I am not against giving money to parents when they are in need but this certainly is annoying to me since I never had any such accounts with my parents and have always taken control of my finances.

Most important , I do not want to hurt him or offend him in any way .

Am i correct to be concerned about this ? If yes , please help me how to go about correcting this


----------



## SadSamIAm (Oct 29, 2010)

There is no right or wrong answer to your situation. This is something you need to sort out with your husband. 

There are some that think that his money is his and your money is yours and he is free to do with his money whatever he wants, as long as he is contributing his share to household expenses.

I believe that once you are married, all money is for the marriage. All our money goes into a joint account and all expenses and savings comes from that account. Doesn't matter who puts what in. If one of our parents needed help, it would be a discussion between my wife and I. The money would come out of our joint account.


----------



## EleGirl (Dec 3, 2011)

What state do you live in. States of different laws about community property and income.

In a community property state income from a job is community income. That means that your income from jobs belongs to both of you. I he is putting his savings into an account with his parents name on it, then it can be looked at as him giving money that partially belongs to you to his parents. Not cool at all.

You would not have claim to any of the money he had saved before you married him. But if say his parents used a lot of the money, it could be argued that the spent the money he had from before the marriage and his half of the community money.

It's a mess. My ex-husband had a lot of money in his mother's name.. .he moved money that I earned into accounts with his and her name on them. He has half owner of her house and paid a lot of the payments with money I earned and his job income which was community income. 

You have rights in this. 

If he wants to put money in an account with his parents tell him he has 3 choices.

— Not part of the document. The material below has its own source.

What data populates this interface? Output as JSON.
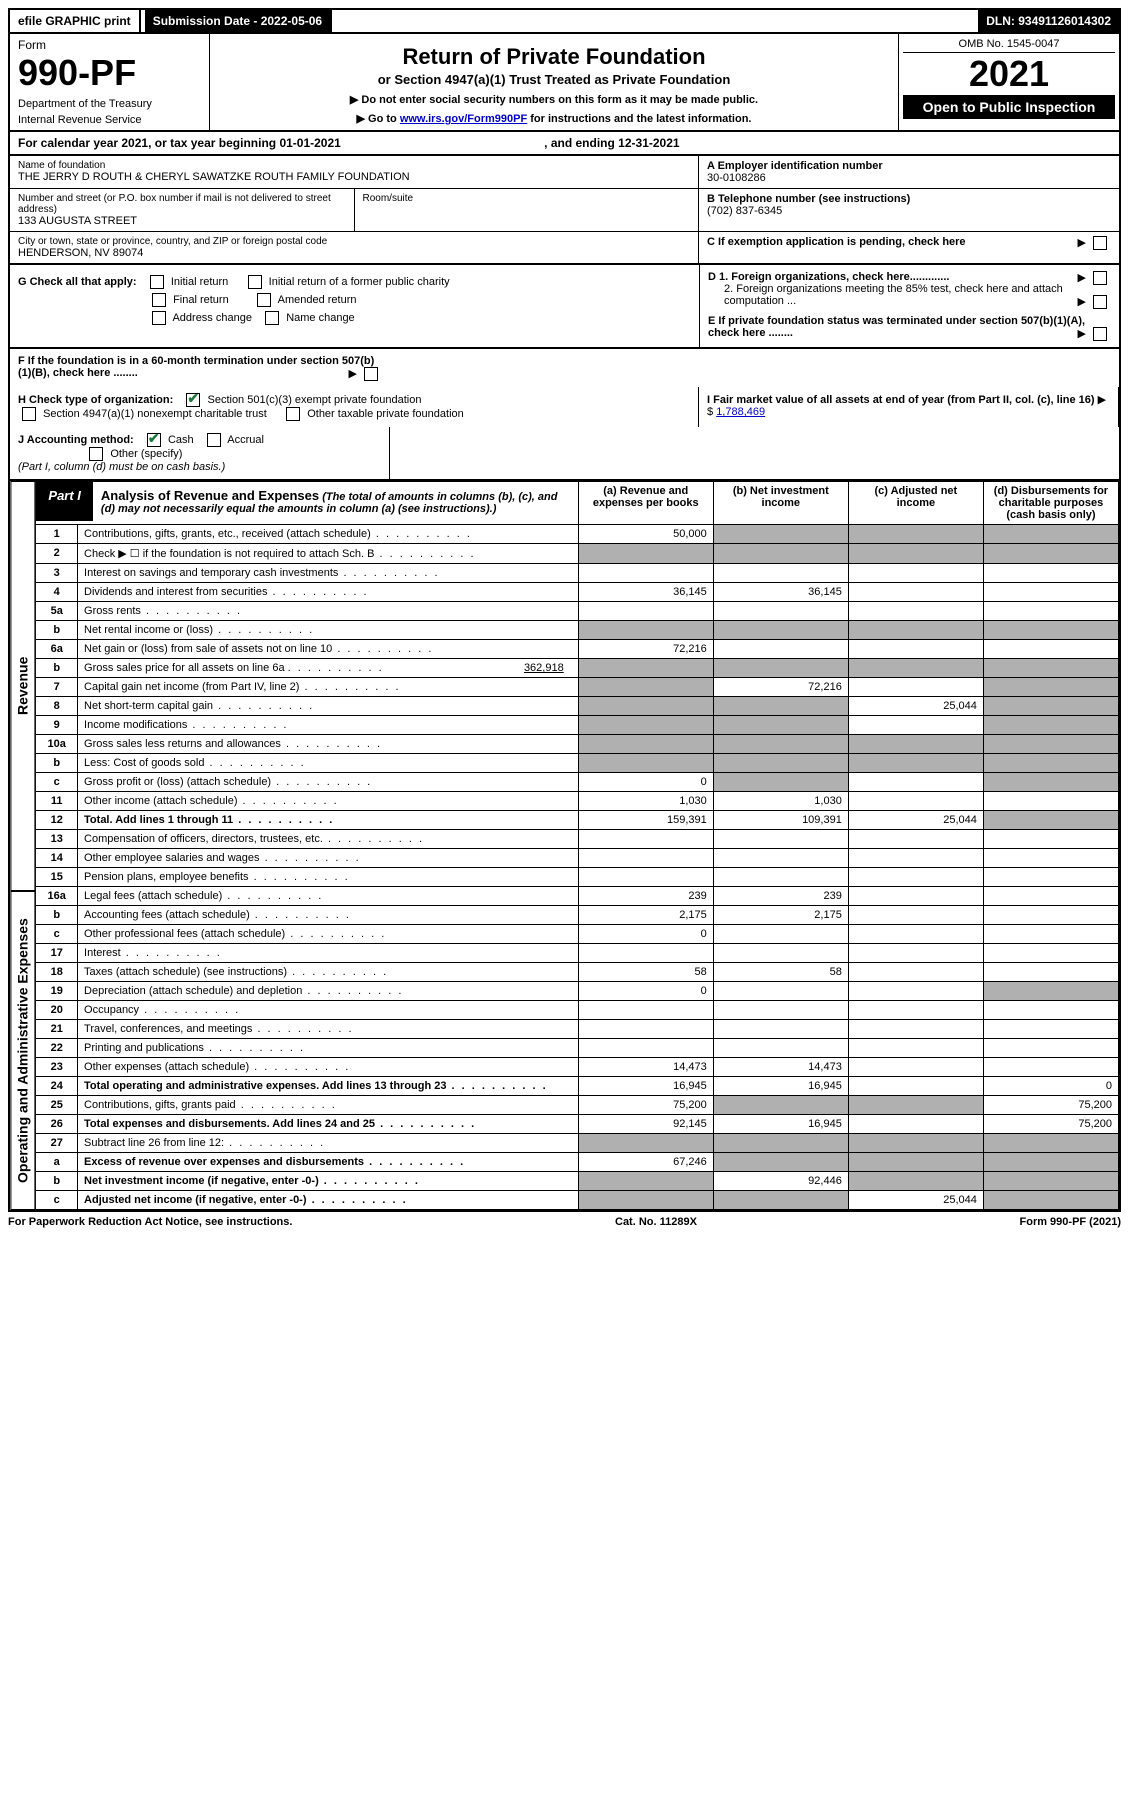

1) he can put savings in the account in his prarent's name, put you want a post-nuptual agreement stating that the money you put in a savings account belongs only to you. Why not? He's transferring money out of the marital community.

2) he can keep his account with his parents. But the two of you need to open a joint savings/checking account and all income both of you make goes into those accounts. a percentage goes into joint savings. You pay all the bills from that account. Then you both get some agreed upon amount as money you can spend freely.

3) the marriage is over.. he's ripping you off if things stay as they are.

I would also want to check his beneficiaries on any retirement, and life insuance, 401K, etc to make sure you are the beneficiary and not his parents.


----------



## iva123 (Dec 16, 2011)

Hi,

Thanks a lot,

"YES" it is a bit difficult in this situation. We are all now free and also adult. The money which we are earning , we have the 100% right to use this money in our own way. 

So, better you need to talk with your husband to solve this family problem. Else the problem will increase day by day. Because in near future your family will large.

So, you have to serious regarding this issue.

Thanks for sharing!!!


----------